Five government teams dealing with Japan's tsunami and nuclear catastrophes kept no detailed records, an official said Friday, adding to a growing picture of chaos in Tokyo's disaster response.

Earlier this week the government said the nuclear disaster task force that ordered tens of thousands of evacuations had no written record of its decision-making process -- an essential component of disaster management.

Now the government has admitted having no minutes from a further four emergency committees, an admission likely to worsen the view of Tokyo's response to the world's worst nuclear accident since Chernobyl.

The five emergency bodies include the main disaster headquarters and the disaster victims assistance team, as well as the nuclear disaster task force, which was headed by then Prime Minister Naoto Kan and included all of his ministers.

These three committees failed to keep even brief summaries of their meetings, while two other task forces have only partial summaries.

Such records are usually thought of as essential for careful and coherent planning to mitigate the impact of future disasters.

Several other emergency committees kept only summaries of their meetings, leaving blanks in the record of how top officials addressed the aftermath of the tsunami and the atomic accident it spawned at Fukushima as reactors went into meltdown, spewing radiation over a wide area.

Deputy Prime Minister Katsuya Okada has instructed ministers to create summaries of the meetings by the end of February, an official at the Cabinet Office said.

Okada plans to hold a press conference later Friday to explain how the government failed to keep the records, the official said.

Kazuhiro Hayakawa, associate professor of administrative law at Omiya Law School said the lack of a written record was "ridiculous" and almost certainly a contravention of the legal requirement to keep minutes.

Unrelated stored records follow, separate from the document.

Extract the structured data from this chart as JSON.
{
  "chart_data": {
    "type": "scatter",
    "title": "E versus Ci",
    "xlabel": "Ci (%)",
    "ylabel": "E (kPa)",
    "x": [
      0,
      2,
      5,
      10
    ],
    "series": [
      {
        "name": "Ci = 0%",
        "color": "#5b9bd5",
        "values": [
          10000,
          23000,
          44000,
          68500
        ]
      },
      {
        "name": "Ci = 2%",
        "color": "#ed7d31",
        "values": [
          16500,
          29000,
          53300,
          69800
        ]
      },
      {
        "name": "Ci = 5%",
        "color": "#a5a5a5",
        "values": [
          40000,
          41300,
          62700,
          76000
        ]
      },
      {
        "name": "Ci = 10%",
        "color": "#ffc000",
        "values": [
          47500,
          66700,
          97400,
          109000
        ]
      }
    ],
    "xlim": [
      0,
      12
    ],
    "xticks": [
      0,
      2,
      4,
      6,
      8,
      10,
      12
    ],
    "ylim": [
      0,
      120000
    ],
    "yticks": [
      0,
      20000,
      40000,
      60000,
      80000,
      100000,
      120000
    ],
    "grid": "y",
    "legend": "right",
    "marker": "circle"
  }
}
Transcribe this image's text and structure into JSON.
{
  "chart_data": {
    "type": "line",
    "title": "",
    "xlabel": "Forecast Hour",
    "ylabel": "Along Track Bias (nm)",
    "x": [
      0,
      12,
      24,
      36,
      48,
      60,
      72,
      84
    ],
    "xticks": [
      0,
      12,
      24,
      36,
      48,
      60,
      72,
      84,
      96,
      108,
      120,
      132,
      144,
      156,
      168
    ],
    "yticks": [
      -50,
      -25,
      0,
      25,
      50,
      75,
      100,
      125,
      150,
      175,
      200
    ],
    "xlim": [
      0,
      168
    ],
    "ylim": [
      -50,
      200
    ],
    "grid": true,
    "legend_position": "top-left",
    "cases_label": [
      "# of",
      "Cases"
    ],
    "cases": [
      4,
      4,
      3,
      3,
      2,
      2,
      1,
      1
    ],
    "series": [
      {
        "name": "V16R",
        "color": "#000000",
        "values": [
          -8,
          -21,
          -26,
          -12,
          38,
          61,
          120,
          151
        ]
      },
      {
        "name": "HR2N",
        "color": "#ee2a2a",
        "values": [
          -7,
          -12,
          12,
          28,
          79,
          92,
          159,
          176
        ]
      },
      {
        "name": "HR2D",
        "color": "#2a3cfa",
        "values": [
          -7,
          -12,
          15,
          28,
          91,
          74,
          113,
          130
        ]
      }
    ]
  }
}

"No matter how much of an emergency it was, it is absurd that they did not keep records of the meetings, which were no doubt subject to the Archive Management Law" requiring a written record, he said.

"I doubt it was intentional on the part of the government. But I suspect government officials lacked a clear chain of command to order the creation of the records.

"This failure has deprived us of the possibility of studying what exactly happened" immediately after the disaster, he said.

Opposition parties leapt on the admission, calling it an example of the inexperience of the ruling Democratic Party of Japan.

"This is symbolic of the recklessness of the government," said Hirofumi Nakasone of the leading opposition Liberal Democratic Party.